336 passagers d'un avion d'Air Transat sont demeurés à l'intérieur de l'appareil Airbus A330 pendant près de six heures.

Une charte très attendue

On n'a certainement pas fini d'entendre parler de ce triste incident qui a forcé les 336 passagers d'un avion d'Air Transat à demeurer à l'intérieur de l'appareil Airbus A330 pendant près de six heures, sur le tarmac de l'aéroport d'Ottawa. Et c'est tant mieux. Parce que de tels événements sont inacceptables et il est plus que temps de le faire comprendre aux compagnies aériennes.
Dans le cadre de l'enquête qu'il mène actuellement, l'Office des transports du Canada tiendra des audiences publiques sur les événements du 31 juillet dernier, afin de déterminer pourquoi les passagers ont été confinés dans cet appareil. 
Des orages violents à Montréal avaient forcé les pilotes de cet avion d'Air Transat en provenance de Bruxelles et d'un autre en provenance de Rome à se diriger plutôt vers l'aéroport d'Ottawa.

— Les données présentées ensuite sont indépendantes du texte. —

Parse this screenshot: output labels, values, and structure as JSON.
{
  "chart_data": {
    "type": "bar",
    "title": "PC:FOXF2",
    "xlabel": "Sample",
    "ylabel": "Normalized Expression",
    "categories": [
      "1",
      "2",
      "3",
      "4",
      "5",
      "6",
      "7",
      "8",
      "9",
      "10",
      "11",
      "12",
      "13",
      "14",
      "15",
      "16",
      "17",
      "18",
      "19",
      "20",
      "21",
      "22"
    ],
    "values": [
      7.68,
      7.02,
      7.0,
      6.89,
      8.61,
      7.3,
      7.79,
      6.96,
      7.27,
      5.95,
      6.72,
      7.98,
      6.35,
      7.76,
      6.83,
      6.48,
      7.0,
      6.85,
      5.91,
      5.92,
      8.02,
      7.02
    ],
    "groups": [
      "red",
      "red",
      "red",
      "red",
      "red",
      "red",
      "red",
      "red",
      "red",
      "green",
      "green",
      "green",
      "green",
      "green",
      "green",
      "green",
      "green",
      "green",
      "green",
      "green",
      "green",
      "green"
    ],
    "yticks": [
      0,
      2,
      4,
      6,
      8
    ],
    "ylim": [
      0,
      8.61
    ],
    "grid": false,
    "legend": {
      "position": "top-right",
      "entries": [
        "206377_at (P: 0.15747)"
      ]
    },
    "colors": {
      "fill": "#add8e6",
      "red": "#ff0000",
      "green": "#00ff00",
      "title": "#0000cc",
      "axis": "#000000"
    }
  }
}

Les deux avions ont été immobilisés pendant plusieurs heures sur le tarmac et les passagers ne pouvaient en sortir, avec tous les inconvénients que cela comporte: manque d'eau, chaleur excessive, angoisse des passagers et altercations avec des membres d'équipage, pour ne nommer que ceux-là.
Le transporteur a soutenu qu'il n'y avait aucun moyen de faire sortir les passagers en toute sécurité, ce qui a rapidement été contredit par l'administration aéroportuaire d'Ottawa. Air Transat plaidait que l'aéroport n'avait pas été en mesure de fournir les passerelles qui auraient permis de faire sortir les passagers ou de leur apporter de l'eau potable, et que les délais de ravitaillement en carburant ont entraîné l'arrêt de la climatisation. Mais du côté de l'aéroport, on a insisté sur le fait que des autobus étaient prêts à prendre les passagers pour les conduire à l'aérogare si le transporteur avait décidé de les faire descendre.

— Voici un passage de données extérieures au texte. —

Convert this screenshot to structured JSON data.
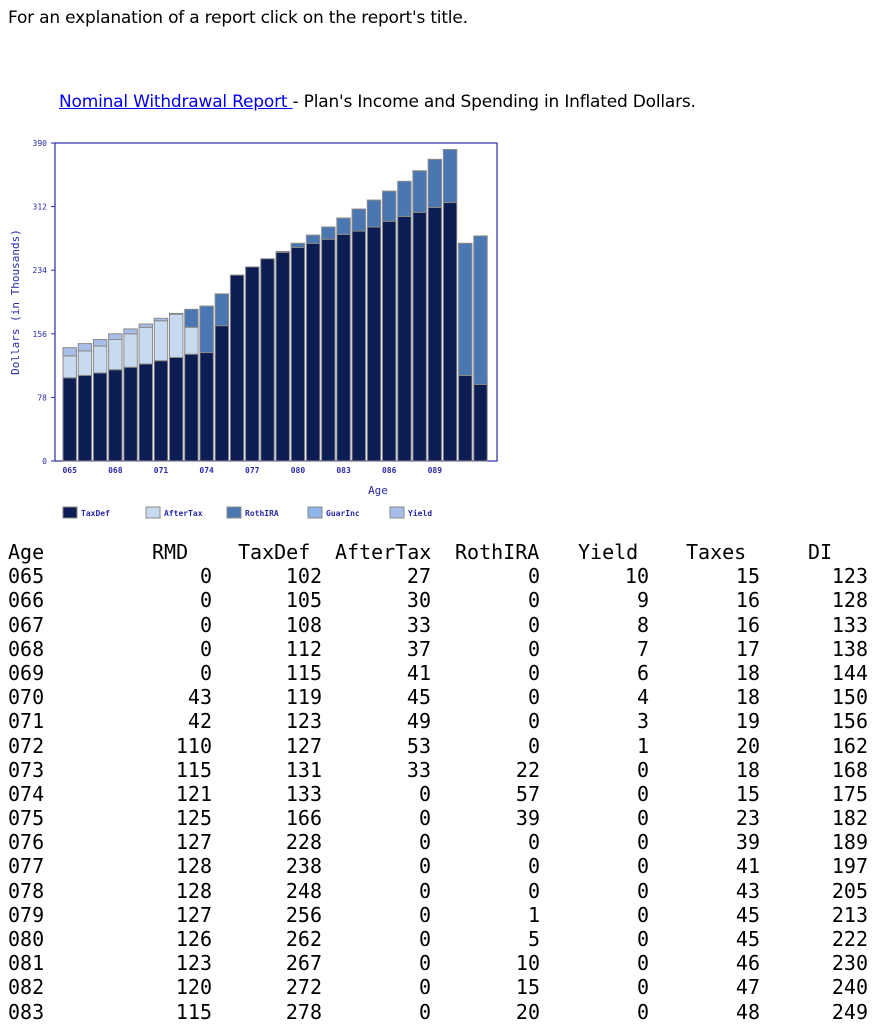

Quelles sont les véritables raisons pour lesquelles ce débarquement n'a pas eu lieu? C'est peut-être un des points sur lesquels l'enquête en cours pourrait apporter des éléments de réponse.
L'immobilisation de l'appareil d'Air Transat n'est pas le premier événement d'actualité, au Canada ou ailleurs, qui vient démontrer non seulement la nécessité mais aussi l'urgence d'adopter une charte des droits des passagers en matière de transport aérien. C'est précisément ce à quoi doit remédier le projet de loi C-49, actuellement à l'étude à la Chambre des Communes.
Cette semaine, la secrétaire parlementaire du ministre fédéral des Transports expliquait que selon les règles actuelles - ou plutôt l'absence de règles -, la compagnie aérienne n'était pas tenue d'indemniser les passagers qui ont dû passer près de six heures dans cet appareil cloué au sol. Mais le projet de loi actuellement à l'étude pourrait changer la donne.
Cette charte viendrait édicter des normes minimales à respecter quant au traitement réservé aux passagers, notamment dans le cas d'une immobilisation au sol ou d'un confinement. De façon plus générale, elle donnerait un peu plus d'outils aux voyageurs lésés, peu importe les circonstances.
Actuellement, ce sont les transporteurs qui fixent eux-mêmes les obligations auxquelles ils veulent bien être tenus. C'est un non-sens. 
Ça prouve surtout que nous sommes dans un contexte où les passagers d'une compagnie aérienne ne sont pas traités en fonction de ce qu'ils sont réellement: des clients. Les transporteurs mettent tout en branle pour les convaincre d'utiliser leurs services, mais une fois le billet acheté, la considération prend le bord et si des situations désagréables surviennent, on fera tout pour éviter de reconnaître quelque responsabilité que ce soit. 
L'Europe est déjà beaucoup plus avancée que l'Amérique du Nord en matière de protection des droits des voyageurs. Souhaitons que celle qui devrait voir le jour au Canada avec le projet de loi C-49 s'en inspire fortement. Cela pourrait permettre d'éviter tant de situations fâcheuses.